In its most recent quarterly report to the Securities and Exchange Commission, HiEnergy disclosed an accumulated debt of $36 million, with no “meaningful” sales revenues from the detector devices that Maglich has been developing since 1995.

“These factors raise substantial doubt about the company’s ability to continue as a going concern,” the report said.

“We are undercapitalized,” acknowledged Maglich, whose company’s stock price has ranged from $1.08 to low of 33 cents in the last year.

Such fluctuations have plagued HiEnergy since it merged in 2002 with a public shell company. Since that merger, HiEnergy has contended with allegations of fraud, first from the SEC and now in a federal lawsuit filed in California by disgruntled investors.

The lawsuit, which has not been scheduled for trial, says a group of investors and company officials conspired to illegally manipulate HiEnergy’s stock price, defrauding as many as 1,000 other investors. It also accuses HiEnergy of filing false financial statements and quarterly reports with the SEC, and failing to fully disclose the backgrounds of its directors and officers, some of whom had histories of securities fraud.
Maglich blames some unsavory officers, directors and investors whom he unwittingly inherited in the 2002 merger.

“We were told it was just a corporate shell, but inside that shell was a can of worms,” Maglich said yesterday.

Among Maglich’s co-defendants in the lawsuit is Philip Gurian, a convicted stock manipulator from Florida with connections to New Jersey’s DeCavalcante organized crime family.

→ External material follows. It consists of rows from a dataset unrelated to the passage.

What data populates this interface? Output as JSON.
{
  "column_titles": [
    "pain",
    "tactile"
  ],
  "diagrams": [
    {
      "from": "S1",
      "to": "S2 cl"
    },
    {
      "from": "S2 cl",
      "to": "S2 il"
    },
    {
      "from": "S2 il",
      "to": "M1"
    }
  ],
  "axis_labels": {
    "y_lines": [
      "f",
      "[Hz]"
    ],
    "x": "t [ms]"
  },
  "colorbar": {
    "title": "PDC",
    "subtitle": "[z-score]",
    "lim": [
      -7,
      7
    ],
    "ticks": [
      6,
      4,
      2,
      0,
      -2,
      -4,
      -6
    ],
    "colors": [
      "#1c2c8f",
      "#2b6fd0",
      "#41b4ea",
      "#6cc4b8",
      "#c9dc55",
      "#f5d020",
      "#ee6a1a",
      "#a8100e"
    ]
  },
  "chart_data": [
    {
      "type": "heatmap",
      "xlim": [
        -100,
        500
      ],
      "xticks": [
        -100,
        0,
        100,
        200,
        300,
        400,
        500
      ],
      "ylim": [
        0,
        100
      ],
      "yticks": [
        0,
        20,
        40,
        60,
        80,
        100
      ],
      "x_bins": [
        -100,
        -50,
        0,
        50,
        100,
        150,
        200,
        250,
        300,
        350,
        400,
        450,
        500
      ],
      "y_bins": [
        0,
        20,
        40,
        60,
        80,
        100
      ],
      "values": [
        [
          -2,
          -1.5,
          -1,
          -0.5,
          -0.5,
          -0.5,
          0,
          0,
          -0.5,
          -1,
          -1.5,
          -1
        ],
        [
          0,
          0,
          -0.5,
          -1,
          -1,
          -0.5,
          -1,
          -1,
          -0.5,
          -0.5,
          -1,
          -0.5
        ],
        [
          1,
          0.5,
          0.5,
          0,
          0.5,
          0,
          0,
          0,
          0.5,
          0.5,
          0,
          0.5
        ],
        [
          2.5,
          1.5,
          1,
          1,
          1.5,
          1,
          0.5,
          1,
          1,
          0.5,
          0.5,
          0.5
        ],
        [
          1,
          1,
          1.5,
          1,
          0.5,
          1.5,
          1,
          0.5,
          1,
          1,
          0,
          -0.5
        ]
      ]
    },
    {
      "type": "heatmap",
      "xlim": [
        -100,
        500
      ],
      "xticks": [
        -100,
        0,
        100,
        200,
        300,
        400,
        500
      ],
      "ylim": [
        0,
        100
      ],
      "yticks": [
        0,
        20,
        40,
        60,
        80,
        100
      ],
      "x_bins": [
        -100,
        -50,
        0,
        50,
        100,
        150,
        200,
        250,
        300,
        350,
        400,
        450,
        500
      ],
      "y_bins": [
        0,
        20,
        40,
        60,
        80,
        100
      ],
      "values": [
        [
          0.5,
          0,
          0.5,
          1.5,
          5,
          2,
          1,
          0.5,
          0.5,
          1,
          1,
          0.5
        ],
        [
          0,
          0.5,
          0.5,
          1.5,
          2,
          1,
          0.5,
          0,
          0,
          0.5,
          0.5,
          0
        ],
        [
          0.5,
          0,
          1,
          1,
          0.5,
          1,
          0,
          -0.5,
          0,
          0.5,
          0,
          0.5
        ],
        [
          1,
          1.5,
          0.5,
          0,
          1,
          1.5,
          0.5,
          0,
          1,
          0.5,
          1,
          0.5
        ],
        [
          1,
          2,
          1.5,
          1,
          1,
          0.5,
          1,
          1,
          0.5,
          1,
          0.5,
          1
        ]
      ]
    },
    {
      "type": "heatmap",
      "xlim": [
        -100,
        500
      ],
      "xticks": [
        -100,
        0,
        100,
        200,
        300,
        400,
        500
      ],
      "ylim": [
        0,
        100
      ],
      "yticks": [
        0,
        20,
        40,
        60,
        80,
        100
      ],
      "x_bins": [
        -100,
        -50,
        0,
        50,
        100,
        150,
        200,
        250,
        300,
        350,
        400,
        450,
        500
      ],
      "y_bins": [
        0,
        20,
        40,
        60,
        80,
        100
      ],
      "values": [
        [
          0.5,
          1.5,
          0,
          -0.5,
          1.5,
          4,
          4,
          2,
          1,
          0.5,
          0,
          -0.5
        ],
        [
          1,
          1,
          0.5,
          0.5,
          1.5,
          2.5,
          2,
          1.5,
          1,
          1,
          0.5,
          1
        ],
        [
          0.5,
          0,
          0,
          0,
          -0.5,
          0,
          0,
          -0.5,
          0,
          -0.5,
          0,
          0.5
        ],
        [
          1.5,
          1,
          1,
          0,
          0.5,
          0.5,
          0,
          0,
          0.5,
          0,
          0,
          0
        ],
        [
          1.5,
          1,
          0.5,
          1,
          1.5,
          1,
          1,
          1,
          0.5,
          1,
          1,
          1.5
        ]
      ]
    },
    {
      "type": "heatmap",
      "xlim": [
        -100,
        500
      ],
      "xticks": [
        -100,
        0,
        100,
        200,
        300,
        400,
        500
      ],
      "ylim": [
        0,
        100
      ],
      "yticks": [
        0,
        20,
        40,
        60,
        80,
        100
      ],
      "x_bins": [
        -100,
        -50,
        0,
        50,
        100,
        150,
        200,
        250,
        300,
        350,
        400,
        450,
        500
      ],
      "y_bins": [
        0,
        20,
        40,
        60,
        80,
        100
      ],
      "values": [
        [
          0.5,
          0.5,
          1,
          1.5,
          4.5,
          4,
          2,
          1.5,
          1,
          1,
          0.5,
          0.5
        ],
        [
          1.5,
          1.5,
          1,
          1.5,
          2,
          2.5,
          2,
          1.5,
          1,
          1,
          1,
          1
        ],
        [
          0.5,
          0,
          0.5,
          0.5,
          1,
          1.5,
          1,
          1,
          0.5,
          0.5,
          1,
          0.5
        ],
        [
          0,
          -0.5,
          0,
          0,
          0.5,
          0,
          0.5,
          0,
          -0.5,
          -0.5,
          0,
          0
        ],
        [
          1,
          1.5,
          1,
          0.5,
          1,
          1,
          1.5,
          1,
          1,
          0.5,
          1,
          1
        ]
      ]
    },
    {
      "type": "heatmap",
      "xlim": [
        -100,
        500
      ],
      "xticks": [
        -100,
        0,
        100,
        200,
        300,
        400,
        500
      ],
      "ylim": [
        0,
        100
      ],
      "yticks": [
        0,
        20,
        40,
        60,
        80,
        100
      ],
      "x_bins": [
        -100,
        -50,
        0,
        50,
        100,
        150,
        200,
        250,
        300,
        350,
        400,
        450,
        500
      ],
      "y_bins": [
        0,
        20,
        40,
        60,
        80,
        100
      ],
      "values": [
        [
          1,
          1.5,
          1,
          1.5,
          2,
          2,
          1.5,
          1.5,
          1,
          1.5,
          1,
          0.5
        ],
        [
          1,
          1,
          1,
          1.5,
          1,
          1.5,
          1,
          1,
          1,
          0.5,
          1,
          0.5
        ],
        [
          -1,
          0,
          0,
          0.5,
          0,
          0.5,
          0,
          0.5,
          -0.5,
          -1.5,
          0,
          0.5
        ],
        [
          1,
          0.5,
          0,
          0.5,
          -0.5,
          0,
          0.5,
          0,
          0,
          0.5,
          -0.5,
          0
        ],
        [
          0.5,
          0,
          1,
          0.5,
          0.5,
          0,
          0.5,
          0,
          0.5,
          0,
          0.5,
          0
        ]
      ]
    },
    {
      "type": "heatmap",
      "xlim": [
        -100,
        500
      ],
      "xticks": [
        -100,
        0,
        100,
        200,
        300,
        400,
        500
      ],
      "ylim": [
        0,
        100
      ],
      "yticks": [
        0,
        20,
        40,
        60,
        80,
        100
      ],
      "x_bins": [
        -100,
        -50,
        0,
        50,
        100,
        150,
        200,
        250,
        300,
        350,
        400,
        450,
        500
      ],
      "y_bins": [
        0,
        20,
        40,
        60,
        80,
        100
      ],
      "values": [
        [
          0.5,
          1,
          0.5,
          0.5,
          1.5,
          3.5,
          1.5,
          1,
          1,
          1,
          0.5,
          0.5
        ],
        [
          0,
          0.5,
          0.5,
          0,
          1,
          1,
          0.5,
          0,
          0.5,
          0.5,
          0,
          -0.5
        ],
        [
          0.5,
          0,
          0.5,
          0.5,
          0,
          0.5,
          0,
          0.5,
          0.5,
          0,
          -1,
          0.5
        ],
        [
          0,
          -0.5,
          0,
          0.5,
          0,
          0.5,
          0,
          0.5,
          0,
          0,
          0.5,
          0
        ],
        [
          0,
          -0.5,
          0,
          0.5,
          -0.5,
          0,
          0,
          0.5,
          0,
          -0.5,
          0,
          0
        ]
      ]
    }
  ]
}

According to the lawsuit, Gurian’s relatives and friends controlled the shell company that merged with HiEnergy. Gurian helped manipulate HiEnergy’s stock price by planting a glowing “analysis” of the company on a Web site he owned. The company then trumpeted the report in news releases.

Details of the scheme, and Gurian’s mob connection, were published in 2003 by the Dow Jones News Wire, causing HiEnergy’s stock to plummet. The stock dropped again in July 2004 after the SEC threatened to file charges against HiEnergy.

The SEC dropped its investigation in September, but the allegations live on in the federal lawsuit.

Maglich now is banking on SEPTA’s satisfaction to bring on a wave of new customers and investors.

“What I need is $100 million,” he said. “Within a year, this would be a $3- to $4-billion company.”